Apartado 1 del artículo 5

De conformidad con el apartado 1 del artículo 5, los Estados miembros podrán establecer excepciones al derecho exclusivo de préstamo a que se refieren los apartados 1 y 3 del artículo 1, siempre que al menos los autores obtengan una remuneración. La segunda frase del apartado 1 del artículo 5 se refiere al importe de la remuneración y permite a los Estados miembros fijarlo de conformidad con sus respectivos "objetivos de promoción cultural". Esta frase se incluyó tras una propuesta de un Estado miembro que pretendía crear un nuevo sistema de bibliotecas con fines de promoción cultural. Dado que se permite expresamente a los Estados Miembros "determinar libremente esta remuneración" [4], el efecto práctico real de esta parte del apartado 1 del artículo 5 puede ser considerado bastante limitado.

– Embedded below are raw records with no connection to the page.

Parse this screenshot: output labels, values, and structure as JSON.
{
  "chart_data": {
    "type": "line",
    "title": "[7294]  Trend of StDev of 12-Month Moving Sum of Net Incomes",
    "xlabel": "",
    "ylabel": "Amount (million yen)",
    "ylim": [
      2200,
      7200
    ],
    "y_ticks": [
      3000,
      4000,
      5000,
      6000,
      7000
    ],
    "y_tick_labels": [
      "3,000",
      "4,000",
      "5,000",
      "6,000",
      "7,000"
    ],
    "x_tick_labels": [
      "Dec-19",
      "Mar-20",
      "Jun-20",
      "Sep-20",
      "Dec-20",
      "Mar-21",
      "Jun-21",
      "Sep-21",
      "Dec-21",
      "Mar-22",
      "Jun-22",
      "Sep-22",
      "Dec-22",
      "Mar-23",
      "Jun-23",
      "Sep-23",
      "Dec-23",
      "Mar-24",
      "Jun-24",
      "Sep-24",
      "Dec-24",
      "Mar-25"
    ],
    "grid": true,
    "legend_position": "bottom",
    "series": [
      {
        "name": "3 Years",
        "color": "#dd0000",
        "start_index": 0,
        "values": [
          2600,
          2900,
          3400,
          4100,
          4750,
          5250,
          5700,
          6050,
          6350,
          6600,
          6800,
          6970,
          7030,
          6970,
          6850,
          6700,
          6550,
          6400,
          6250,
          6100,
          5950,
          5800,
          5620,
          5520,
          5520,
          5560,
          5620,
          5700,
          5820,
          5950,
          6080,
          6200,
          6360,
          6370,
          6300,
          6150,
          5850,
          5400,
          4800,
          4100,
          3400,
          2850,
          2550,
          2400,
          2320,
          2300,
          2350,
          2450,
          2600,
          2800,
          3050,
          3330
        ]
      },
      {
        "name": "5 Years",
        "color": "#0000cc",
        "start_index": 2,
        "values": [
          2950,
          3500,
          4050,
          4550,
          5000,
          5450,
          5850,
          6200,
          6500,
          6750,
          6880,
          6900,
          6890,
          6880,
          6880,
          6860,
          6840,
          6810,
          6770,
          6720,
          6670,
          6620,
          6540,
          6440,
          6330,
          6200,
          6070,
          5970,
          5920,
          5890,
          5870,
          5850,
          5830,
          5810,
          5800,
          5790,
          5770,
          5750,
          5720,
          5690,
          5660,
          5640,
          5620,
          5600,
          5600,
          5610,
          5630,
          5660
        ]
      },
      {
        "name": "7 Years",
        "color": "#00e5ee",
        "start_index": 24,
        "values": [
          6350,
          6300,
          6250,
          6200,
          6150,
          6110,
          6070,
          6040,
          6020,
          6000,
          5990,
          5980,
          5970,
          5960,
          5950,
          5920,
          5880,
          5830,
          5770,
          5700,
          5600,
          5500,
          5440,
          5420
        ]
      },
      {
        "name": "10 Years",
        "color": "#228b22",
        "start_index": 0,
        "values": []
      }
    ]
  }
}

[4] Cf. Apartado 1 del artículo 5, segunda frase

Apartado 2 del artículo 5

Aunque el apartado 2 del artículo 5 confirma que los Estados miembros pueden excluir fonogramas, películas y programas de ordenador de la aplicación del derecho exclusivo de préstamo, reitera la noción ya contenida en el apartado 1 del artículo 5 e indica que, "cuando los Estados miembros no apliquen el derecho exclusivo de préstamo contemplado en el artículo 1 respecto de los fonogramas, películas y programas de ordenador, deberán estipular, al menos para los autores, una remuneración". Dado que el apartado 2 del artículo 5 es una derogación, la Comisión considera que esta disposición debe interpretarse de forma restrictiva: el derecho exclusivo de préstamo debe entenderse como la norma, y siempre que un Estado miembro no contemple un derecho exclusivo de préstamo, deberá conceder, por lo menos a los autores, un derecho de remuneración. El apartado 2 del artículo 5 confirma que este principio, en lo que respecta a la remuneración de los autores, tiene igual importancia con respeto a la categoría de obras y otros objetos mencionados en esta disposición.

Apartado 3 del artículo 5

El apartado 3 del artículo 5 permite a los Estados miembros eximir a "determinadas categorías de establecimientos" del pago de la remuneración. Estas categorías podrían incluir las bibliotecas públicas tradicionales, así como también las bibliotecas de las universidades y de los establecimientos educativos. Sin embargo, estas ultimas dos categorías tendrían una importancia marginal en comparación con las tradicionales bibliotecas públicas, que están abiertas al gran público, por lo menos en los Estados miembros donde las bibliotecas públicas están bien establecidas. Por lo tanto, si un Estado miembro eximiera en virtud del apartado 3 del artículo 5 a todas las bibliotecas públicas del pago de la remuneración mencionada en los apartados 1 y 2 del artículo 5, excluiría la mayoría de los establecimientos de préstamo de la aplicación del préstamo público. Como resultado, el derecho de préstamo público, tal y como definido en el apartado 3 del artículo 1, quedaría desprovisto de efecto adecuado. Una situación similar sería contraria a la intención del legislador comunitario con respeto al derecho de préstamo público.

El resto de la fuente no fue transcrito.